Мерное жужжание университетского кафетерия настойчиво просачивалось в голову, тесня сумбурные мысли, возникшие после неожиданного звонка. Почему этот парень позвонил из кутузки именно ему? Не родителям, не друзьям, не в какую-нибудь адвокатскую контору, наконец. А именно ему, чужому, по сути, человеку?
Подошла его очередь. Преподаватель взял салат, рыбу и задумчиво уставился на напитки.
– О, и вы здесь! Я, знаете, давно хотел вас спросить, а знаменитый профессор Габриэль Линдман…
– Это мой дед. Яблочный, пожалуйста.
– Я слышал, в молодости он прошел через самый ад, он ведь был узником концлагеря?
Преподаватель обернулся и скользнул по коллеге задумчивым взглядом.
– В каком-то смысле все они были его узниками, – наконец пробормотал он.
– Ужасно… И тем невероятнее, что он сумел сохранить столь страстную волю к науке.

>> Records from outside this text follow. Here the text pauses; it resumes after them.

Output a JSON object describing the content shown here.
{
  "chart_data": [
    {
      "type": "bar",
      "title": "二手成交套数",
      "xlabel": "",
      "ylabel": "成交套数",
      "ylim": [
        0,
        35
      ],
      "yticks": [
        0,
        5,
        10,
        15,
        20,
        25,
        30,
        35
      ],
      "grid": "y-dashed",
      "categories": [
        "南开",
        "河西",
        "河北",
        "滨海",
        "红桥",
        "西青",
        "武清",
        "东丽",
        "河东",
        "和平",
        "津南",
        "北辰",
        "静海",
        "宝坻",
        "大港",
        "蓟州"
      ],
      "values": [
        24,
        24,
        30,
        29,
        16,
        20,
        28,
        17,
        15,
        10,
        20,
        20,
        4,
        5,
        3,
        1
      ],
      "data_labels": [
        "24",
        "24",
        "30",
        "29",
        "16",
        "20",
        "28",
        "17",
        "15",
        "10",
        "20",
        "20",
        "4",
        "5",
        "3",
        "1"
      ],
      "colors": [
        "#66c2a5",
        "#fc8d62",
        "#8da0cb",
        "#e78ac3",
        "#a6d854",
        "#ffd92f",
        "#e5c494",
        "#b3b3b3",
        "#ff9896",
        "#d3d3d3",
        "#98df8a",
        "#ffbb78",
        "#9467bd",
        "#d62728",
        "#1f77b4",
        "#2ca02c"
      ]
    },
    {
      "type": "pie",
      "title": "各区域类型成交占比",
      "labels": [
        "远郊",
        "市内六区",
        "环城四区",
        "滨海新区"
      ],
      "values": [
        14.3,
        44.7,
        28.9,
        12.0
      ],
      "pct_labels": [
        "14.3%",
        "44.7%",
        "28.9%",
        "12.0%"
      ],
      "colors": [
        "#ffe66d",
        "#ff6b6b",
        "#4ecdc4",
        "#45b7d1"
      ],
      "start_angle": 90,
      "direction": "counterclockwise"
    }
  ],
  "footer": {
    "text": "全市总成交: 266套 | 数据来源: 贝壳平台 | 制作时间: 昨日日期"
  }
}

Его исследования касательно…
– Прошу меня извинить, я тороплюсь.
– Да, конечно, в следующий раз поболтаем.
Быстро проглотив салат и рыбу и оставив на столе нетронутым сок, преподаватель покинул кафетерий. Заскочив в аудиторию, он захватил пиджак и портфель с учебными материалами и пошел на парковку. На улице было холодно, все вокруг кутались в куртки и пальто, но он словно не замечал промозглого ветра и шел, накинув лишь пиджак. Дойдя до машины, швырнул портфель на пассажирское сиденье, сам сел за руль и торопливо завел мотор. Ожидая, пока автомобиль прогреется, он уставился в окно на ряд непримечательных темных автомобилей, припаркованных перед ним. Ругал себя, что даже не догадался спросить парня, за что его взяли. Впрочем, какая разница, в последнее время их всех за что-то брали. Стало неприлично много поводов для протеста. Каждый мог найти себе недовольство по вкусу. Что ж, прошлые инструменты управления постепенно становились малоэффективными, а потому следовало ожидать, что рано или поздно
Но почему его, записного приспособленца и лентяя, не желавшего ввязываться ни в какие проблемы, вдруг сейчас втягивают во все это? Ведь он был как раз из тех, кто, осознавая все, не собирался делать ничего, что бы приблизило этот сдвиг. И в этом был его личный грех. Но ему с ним и жить. А потому вопрос оставался прежний. Неужели его слова возымели хоть какое-то действие? Ведь то были просто слова преподавателя на лекции. За которыми не стояло никаких призывов. Он слишком хорошо знал историю человека, чтобы пытаться хоть что-то изменить на деле. Тем более при всех его мозгах он так и не сумел разобраться, за кем правда в современном мире, свидетелем которого он был. Что уж говорить о прошлом, из-за которого они все сейчас дерут глотки, упражняясь в преувеличениях и преуменьшениях, – в зависимости от того, кому что нужно. Единственная правда, в которой он был уверен, – врали по ситуации все, когда в том была необходимость.
Пора было ехать домой. Машина достаточно прогрелась, и он поехал.
Не домой, конечно.
Болезнь наконец-то начала отступать. У меня уже было достаточно сил, чтобы вставать и ходить по дому. Когда накатывала слабость, я просто замирал и пережидал очередную волну помутнения. Сцепив зубы, я терпеливо ждал, когда оно рассеется и перед глазами вновь появится обстановка старого теткиного дома.
В один из дней, когда я чувствовал себя чуть лучше, я спустился в подвал и начал рыться в старых тюках с одеждой, которые отец свалил в углу. Хотел найти что-то теплое, чем можно было бы обмотать ноги. В некоторые вещи были завернуты книги, которые отец вывез с собой из Розенхайма. Очевидно, единственное, что он сумел или захотел спасти из-под развалин нашего дома. Из свитера, который ему когда-то связала мать, выпала книга. Я нагнулся и поднял ее – это был томик Шиллера. Между страницами что-то лежало. Раскрыл, там было письмо. Прочитал адрес – оно было адресовано мне еще в Управление, но почему-то так и не было отправлено. Я вскрыл конверт и вытащил сложенный вдвое лист.